Dal calo dell’affluenza alla nascita di una consapevolezza
L’affluenza alle urne in Italia continua a diminuire in modo strutturale. Nelle regionali 2025, la Toscana si è fermata al 47,73 %, la Calabria al 52 %, le Marche poco sopra il 40 %. È il segno di un mutamento profondo: la popolazione non riconosce più nel voto uno strumento di autodeterminazione, ma un rituale di legittimazione di un potere che non la rappresenta.
La retorica ufficiale parla di “crisi della democrazia”, ma forse siamo di fronte al suo contrario: una reazione di coscienza collettiva. Gli elettori non disertano i seggi per indifferenza, bensì per rigetto. È un “no” silenzioso ma netto al teatrino politico-mediatico che da anni simula pluralismo, mentre applica le stesse politiche di fondo, decise altrove.

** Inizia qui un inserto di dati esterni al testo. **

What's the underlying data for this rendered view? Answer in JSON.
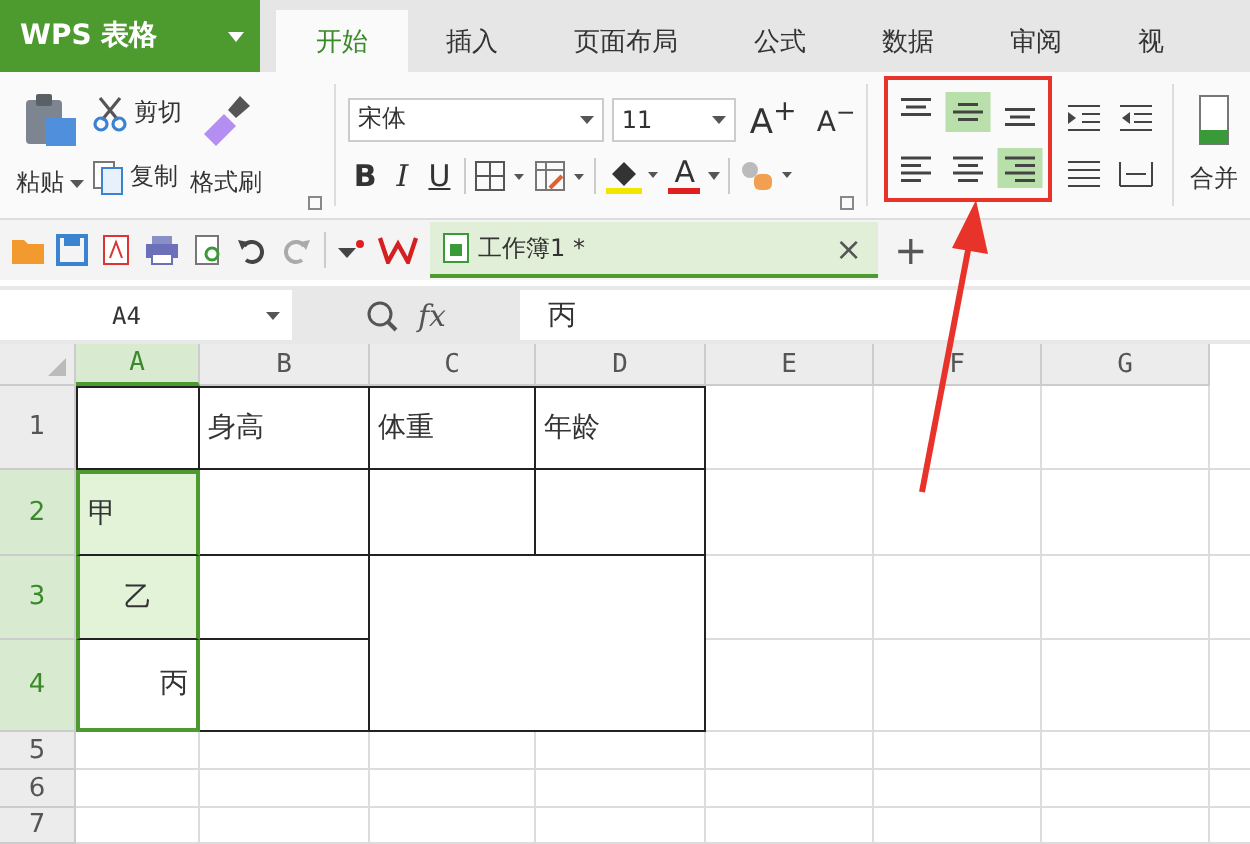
{
  "app": {
    "logo": "WPS 表格"
  },
  "tabs": [
    {
      "label": "开始",
      "selected": true
    },
    {
      "label": "插入",
      "selected": false
    },
    {
      "label": "页面布局",
      "selected": false
    },
    {
      "label": "公式",
      "selected": false
    },
    {
      "label": "数据",
      "selected": false
    },
    {
      "label": "审阅",
      "selected": false
    },
    {
      "label": "视",
      "selected": false
    }
  ],
  "ribbon": {
    "paste": "粘贴",
    "cut": "剪切",
    "copy": "复制",
    "format_painter": "格式刷",
    "font_name": "宋体",
    "font_size": "11",
    "grow_font": "A$^{+}$",
    "shrink_font": "A$^{−}$",
    "bold": "B",
    "italic": "I",
    "underline": "U",
    "font_color": "A",
    "merge": "合并",
    "alignment": [
      {
        "kind": "top",
        "selected": false
      },
      {
        "kind": "middle",
        "selected": true
      },
      {
        "kind": "bottom",
        "selected": false
      },
      {
        "kind": "left",
        "selected": false
      },
      {
        "kind": "center",
        "selected": false
      },
      {
        "kind": "right",
        "selected": true
      }
    ]
  },
  "document_tab": {
    "title": "工作簿1 *",
    "close": "×",
    "new": "+"
  },
  "formula_bar": {
    "name_box": "A4",
    "fx": "fx",
    "value": "丙"
  },
  "columns": [
    {
      "label": "A",
      "selected": true
    },
    {
      "label": "B",
      "selected": false
    },
    {
      "label": "C",
      "selected": false
    },
    {
      "label": "D",
      "selected": false
    },
    {
      "label": "E",
      "selected": false
    },
    {
      "label": "F",
      "selected": false
    },
    {
      "label": "G",
      "selected": false
    }
  ],
  "rows": [
    {
      "label": "1",
      "selected": false,
      "cells": [
        {
          "bordered": true
        },
        {
          "text": "身高",
          "bordered": true
        },
        {
          "text": "体重",
          "bordered": true
        },
        {
          "text": "年龄",
          "bordered": true
        }
      ]
    },
    {
      "label": "2",
      "selected": true,
      "cells": [
        {
          "text": "甲",
          "kind": "left",
          "bordered": true,
          "selected": true
        },
        {
          "bordered": true
        },
        {
          "bordered": true
        },
        {
          "bordered": true
        }
      ]
    },
    {
      "label": "3",
      "selected": true,
      "cells": [
        {
          "text": "乙",
          "kind": "center",
          "bordered": true,
          "selected": true
        },
        {
          "bordered": true
        },
        {
          "kind": "merged",
          "bordered": true
        }
      ]
    },
    {
      "label": "4",
      "selected": true,
      "cells": [
        {
          "text": "丙",
          "kind": "right",
          "bordered": true,
          "selected": true,
          "active": true
        },
        {
          "bordered": true
        }
      ]
    },
    {
      "label": "5",
      "selected": false,
      "cells": []
    },
    {
      "label": "6",
      "selected": false,
      "cells": []
    },
    {
      "label": "7",
      "selected": false,
      "cells": []
    }
  ]
}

L’astensione come atto politico: il rifiuto del gioco truccato
Quando metà del Paese non vota, non si tratta di abulia, ma di lucidità. L’astensionismo in Italia è diventato un gesto politico, un modo per dire: non partecipo più a un sistema che mi chiede il consenso ma non mi dà rappresentanza.
I cittadini non si riconoscono più in un meccanismo in cui il potere resta invariato, qualunque sia l’esito delle urne. Da sinistra a destra, da tecnocrati a populisti, la differenza è ormai solo estetica. Le scelte strategiche – economiche, militari, sanitarie, finanziarie – vengono prese in circuiti decisionali distanti dal popolo e impermeabili al voto.

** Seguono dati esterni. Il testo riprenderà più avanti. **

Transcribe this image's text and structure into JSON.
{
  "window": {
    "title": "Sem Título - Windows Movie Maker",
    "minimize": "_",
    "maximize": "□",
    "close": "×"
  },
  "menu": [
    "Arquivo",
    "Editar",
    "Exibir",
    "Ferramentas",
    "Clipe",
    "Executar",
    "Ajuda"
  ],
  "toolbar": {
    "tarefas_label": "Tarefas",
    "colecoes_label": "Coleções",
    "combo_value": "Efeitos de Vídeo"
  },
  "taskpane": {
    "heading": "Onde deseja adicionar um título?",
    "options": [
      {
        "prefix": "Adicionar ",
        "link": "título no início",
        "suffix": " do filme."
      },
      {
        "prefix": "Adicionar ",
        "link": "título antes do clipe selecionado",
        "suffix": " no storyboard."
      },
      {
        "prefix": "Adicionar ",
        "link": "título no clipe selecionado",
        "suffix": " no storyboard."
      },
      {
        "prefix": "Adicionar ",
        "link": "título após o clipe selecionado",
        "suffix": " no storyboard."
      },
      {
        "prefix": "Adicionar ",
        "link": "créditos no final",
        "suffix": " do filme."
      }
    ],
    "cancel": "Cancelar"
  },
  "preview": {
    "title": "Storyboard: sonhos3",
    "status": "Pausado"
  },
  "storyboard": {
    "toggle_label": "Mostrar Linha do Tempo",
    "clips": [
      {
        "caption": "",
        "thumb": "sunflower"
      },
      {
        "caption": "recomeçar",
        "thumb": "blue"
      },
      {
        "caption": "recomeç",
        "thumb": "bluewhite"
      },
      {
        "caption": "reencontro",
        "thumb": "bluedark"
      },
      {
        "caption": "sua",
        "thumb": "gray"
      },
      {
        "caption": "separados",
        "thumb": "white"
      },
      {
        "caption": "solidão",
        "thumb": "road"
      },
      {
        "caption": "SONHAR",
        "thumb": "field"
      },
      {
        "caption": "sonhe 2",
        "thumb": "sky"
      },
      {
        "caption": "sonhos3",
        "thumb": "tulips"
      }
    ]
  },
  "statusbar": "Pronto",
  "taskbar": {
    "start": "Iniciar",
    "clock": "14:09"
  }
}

Rinunciare al voto diventa allora un atto di delegittimazione consapevole. È il popolo che, tacendo, sottrae la propria energia simbolica a un’istituzione che vive di finzione democratica.
Il fallimento della rappresentanza e la nascita della disintermediazione politica
La delegittimazione politica che ne deriva non è patologica, ma fisiologica. È il segnale che un modello di rappresentanza novecentesco sta morendo, e che nuove forme di aggregazione sociale stanno emergendo fuori dai partiti, fuori dai parlamenti, fuori dalle logiche del potere verticale.
Le comunità si organizzano in reti, progetti, movimenti locali e digitali, spesso senza leader e senza simboli. È la disintermediazione politica: la volontà di rimuovere l’intermediario che ha trasformato la volontà popolare in un business di consenso.
Il cittadino contemporaneo non è più il votante disciplinato di un tempo. È un individuo informato, frammentato, ma più libero nella percezione del proprio ruolo. La non-partecipazione diventa allora una forma di autogoverno morale, un rifiuto della delega, un ritorno all’autonomia interiore.
Il vero crollo non è dell’affluenza, ma dell’illusione
L’errore dei media e della classe politica è interpretare il crollo dell’affluenza come disinteresse. In realtà, è il sistema che non interessa più al popolo. Non si tratta di un’assenza di valori, ma di un eccesso di lucidità.
Il cittadino medio ha compreso che cambiare il colore del governo non modifica la sostanza del potere, e che la promessa del voto come leva del cambiamento è diventata un simulacro.
Ciò che crolla non è la partecipazione, ma la credibilità della rappresentanza. Il voto perde significato quando l’arena politica diventa un palcoscenico in cui gli attori recitano copioni scritti da interessi superiori.
Verso un nuovo paradigma politico
L’affluenza alle urne in Italia al di sotto del 50 % non è la fine della democrazia, ma la fine della sua maschera. È l’inizio di un processo di rigenerazione del pensiero civico, che passa per la consapevolezza, non per il rito.
In questo vuoto apparente può nascere un nuovo tipo di politica: orizzontale, comunitaria, fondata sul valore della cooperazione reale e non sulla retorica della rappresentanza.
La delegittimazione è solo l’inizio di un cammino di emancipazione collettiva.
Non votare, oggi, può essere un atto politico più potente che votare. È il modo in cui il popolo, sottraendosi, ricorda al potere che senza consenso reale non esiste sovranità.